Besides, what’s the alternative? To convince working class people that the archetypal insider politician who has taken tens of millions of dollars from corporate America to do their bidding? Convince them to support a candidate who cheered NAFTA in the 90’s, the TPP, voted for bankruptcy reform to make it harder on working class Americans to get relief from the courts, who helped the offshoring garment industry reduce the hard-won $0.61 per hour minimum wage that Hatian laborers fought for down to just $0.31 per hour, all so Clinton donors could continue to offshore garment production more profitably? To convince them that the status-quo is great, and that 58% of all new wealth in this country going to the top 1% is good for the middle class and healthy for the economy overall? I don’t care how much sugar you sprinkle on that shit sandwich, working class Americans aren’t going to eat it.
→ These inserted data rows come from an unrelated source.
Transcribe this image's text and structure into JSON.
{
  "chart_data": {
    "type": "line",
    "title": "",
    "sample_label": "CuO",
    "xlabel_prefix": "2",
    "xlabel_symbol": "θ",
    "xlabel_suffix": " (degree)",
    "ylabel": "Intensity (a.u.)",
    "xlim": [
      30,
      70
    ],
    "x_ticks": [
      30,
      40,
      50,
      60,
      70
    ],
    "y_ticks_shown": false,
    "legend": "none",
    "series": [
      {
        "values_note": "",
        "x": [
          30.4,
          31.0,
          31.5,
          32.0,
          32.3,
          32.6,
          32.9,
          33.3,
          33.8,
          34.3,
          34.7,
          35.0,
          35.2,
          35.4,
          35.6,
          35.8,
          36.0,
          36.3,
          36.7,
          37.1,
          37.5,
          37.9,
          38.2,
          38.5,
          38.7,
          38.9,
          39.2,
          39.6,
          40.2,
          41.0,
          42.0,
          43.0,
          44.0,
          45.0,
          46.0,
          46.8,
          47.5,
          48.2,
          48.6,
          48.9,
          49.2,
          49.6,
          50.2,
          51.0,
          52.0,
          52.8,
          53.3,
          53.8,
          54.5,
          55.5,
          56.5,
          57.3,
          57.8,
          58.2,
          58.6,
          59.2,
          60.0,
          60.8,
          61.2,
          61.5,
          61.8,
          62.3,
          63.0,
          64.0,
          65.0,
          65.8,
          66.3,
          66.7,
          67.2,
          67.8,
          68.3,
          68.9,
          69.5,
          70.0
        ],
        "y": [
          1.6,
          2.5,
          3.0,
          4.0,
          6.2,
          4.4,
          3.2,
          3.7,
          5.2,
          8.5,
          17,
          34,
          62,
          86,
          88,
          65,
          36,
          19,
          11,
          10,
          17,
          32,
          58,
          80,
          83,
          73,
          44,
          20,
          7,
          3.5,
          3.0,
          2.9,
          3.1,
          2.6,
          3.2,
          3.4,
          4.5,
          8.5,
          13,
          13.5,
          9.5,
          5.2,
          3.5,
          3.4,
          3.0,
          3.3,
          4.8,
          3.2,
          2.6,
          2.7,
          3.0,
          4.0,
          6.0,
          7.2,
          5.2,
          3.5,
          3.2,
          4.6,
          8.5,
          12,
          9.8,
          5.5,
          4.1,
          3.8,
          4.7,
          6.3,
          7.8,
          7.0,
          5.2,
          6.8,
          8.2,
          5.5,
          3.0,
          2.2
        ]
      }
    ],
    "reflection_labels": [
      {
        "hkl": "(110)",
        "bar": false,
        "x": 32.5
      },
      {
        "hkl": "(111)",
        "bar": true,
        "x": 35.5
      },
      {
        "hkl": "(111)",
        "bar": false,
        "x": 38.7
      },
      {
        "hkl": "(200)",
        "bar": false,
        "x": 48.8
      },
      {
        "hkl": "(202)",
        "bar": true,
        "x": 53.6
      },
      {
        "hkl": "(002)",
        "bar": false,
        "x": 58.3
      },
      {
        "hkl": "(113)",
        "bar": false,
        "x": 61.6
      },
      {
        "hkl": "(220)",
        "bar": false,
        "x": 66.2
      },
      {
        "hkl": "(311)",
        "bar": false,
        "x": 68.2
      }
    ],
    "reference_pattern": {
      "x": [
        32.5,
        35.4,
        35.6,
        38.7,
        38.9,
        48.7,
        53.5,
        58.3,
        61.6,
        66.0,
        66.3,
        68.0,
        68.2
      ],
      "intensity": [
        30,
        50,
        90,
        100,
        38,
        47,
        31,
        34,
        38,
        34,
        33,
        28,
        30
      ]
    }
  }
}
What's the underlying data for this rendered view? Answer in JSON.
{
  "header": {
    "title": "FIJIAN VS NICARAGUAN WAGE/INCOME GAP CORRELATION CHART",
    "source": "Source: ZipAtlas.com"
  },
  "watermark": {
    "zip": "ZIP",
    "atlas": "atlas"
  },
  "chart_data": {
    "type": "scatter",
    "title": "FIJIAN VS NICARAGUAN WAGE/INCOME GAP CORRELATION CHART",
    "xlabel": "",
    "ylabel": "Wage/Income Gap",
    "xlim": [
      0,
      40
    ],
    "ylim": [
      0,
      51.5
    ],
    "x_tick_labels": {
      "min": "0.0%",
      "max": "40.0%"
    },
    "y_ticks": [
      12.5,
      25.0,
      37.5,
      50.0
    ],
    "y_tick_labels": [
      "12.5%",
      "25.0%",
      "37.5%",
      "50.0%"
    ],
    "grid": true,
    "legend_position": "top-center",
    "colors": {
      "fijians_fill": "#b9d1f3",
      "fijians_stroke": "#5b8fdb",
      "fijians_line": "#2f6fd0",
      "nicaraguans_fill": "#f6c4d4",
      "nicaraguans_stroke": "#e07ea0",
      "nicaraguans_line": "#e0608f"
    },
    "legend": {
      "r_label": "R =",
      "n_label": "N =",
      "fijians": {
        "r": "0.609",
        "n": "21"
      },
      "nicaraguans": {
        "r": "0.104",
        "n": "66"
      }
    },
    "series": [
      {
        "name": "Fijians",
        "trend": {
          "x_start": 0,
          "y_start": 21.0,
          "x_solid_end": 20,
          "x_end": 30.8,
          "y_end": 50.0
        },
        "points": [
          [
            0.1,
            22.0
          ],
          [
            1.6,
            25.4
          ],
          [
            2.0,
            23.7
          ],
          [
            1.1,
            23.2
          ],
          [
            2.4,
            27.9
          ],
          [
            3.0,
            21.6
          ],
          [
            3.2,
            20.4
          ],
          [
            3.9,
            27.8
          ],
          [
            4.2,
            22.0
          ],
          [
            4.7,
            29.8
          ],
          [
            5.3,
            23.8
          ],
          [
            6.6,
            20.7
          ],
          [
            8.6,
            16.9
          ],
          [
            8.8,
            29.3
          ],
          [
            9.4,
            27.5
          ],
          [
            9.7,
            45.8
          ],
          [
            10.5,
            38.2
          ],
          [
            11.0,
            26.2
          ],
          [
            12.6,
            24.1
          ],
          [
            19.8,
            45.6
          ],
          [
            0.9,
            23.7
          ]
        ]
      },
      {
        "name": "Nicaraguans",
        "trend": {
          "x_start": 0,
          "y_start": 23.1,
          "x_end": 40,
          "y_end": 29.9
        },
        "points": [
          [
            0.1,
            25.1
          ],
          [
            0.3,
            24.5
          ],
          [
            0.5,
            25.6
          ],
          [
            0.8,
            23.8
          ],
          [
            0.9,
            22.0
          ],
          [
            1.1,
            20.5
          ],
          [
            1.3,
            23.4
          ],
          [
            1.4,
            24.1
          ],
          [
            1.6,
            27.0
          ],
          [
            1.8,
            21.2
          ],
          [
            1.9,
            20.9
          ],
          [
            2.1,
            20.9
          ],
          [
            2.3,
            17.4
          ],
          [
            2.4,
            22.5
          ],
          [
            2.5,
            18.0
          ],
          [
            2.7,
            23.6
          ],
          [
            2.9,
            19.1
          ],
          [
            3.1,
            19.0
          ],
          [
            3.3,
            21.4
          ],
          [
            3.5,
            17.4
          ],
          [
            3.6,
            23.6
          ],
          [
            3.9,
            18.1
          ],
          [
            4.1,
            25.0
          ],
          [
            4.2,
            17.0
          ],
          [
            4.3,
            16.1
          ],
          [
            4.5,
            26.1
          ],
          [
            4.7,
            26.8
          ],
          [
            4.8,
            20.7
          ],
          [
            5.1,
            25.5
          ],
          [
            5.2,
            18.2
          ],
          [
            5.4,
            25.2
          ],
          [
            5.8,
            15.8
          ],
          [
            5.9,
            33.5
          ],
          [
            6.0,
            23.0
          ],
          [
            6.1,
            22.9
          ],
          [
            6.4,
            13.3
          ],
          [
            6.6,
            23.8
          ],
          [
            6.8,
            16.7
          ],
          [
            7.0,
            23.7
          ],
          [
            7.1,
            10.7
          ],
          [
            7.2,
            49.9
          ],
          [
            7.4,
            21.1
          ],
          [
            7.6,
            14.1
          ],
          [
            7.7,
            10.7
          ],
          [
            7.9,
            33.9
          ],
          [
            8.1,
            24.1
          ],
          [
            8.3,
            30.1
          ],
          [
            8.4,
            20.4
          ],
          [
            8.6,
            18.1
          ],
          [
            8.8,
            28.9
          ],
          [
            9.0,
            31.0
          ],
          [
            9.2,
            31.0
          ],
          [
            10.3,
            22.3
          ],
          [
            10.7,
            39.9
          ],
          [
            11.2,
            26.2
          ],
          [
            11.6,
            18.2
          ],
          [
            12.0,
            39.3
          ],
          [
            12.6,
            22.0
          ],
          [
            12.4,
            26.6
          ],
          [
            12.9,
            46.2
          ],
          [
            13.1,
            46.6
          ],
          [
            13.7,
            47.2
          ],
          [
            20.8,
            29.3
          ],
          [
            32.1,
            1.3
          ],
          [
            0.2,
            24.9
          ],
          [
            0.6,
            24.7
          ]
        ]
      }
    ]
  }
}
As time goes on I fully expect things to get WORSE for Clinton, not better. Bernie was treating Clinton with kid gloves and his message was largely obstructed by the media blackout and the framing of questions, the timing of the debates by the DNC, and he refused to trash her the way Trump will.

zenvelo's avatar

@jonsblond that is from last weekend, reflecting the usual post convention pop and before the Democratic convention.

jonsblond's avatar

Four days ago. The post is dated July 25. The fact remains that it’s very close. Hillary does not have a commanding lead.

BellaB's avatar

The Democratic post-convention bump has started per the polling sites. Best to avoid the analysis sites and just look at the raw numbers and questions yourself.

dappled_leaves's avatar

@BellaB Exactly. The same-day election forecast which showed Trump would win when @gorillapaws checked it five days ago now says that Clinton would win 85%/15% if the election were held today. Guess what? It’s not going to be 85/15 in November.

It helps to know what the numbers mean when you’re citing them.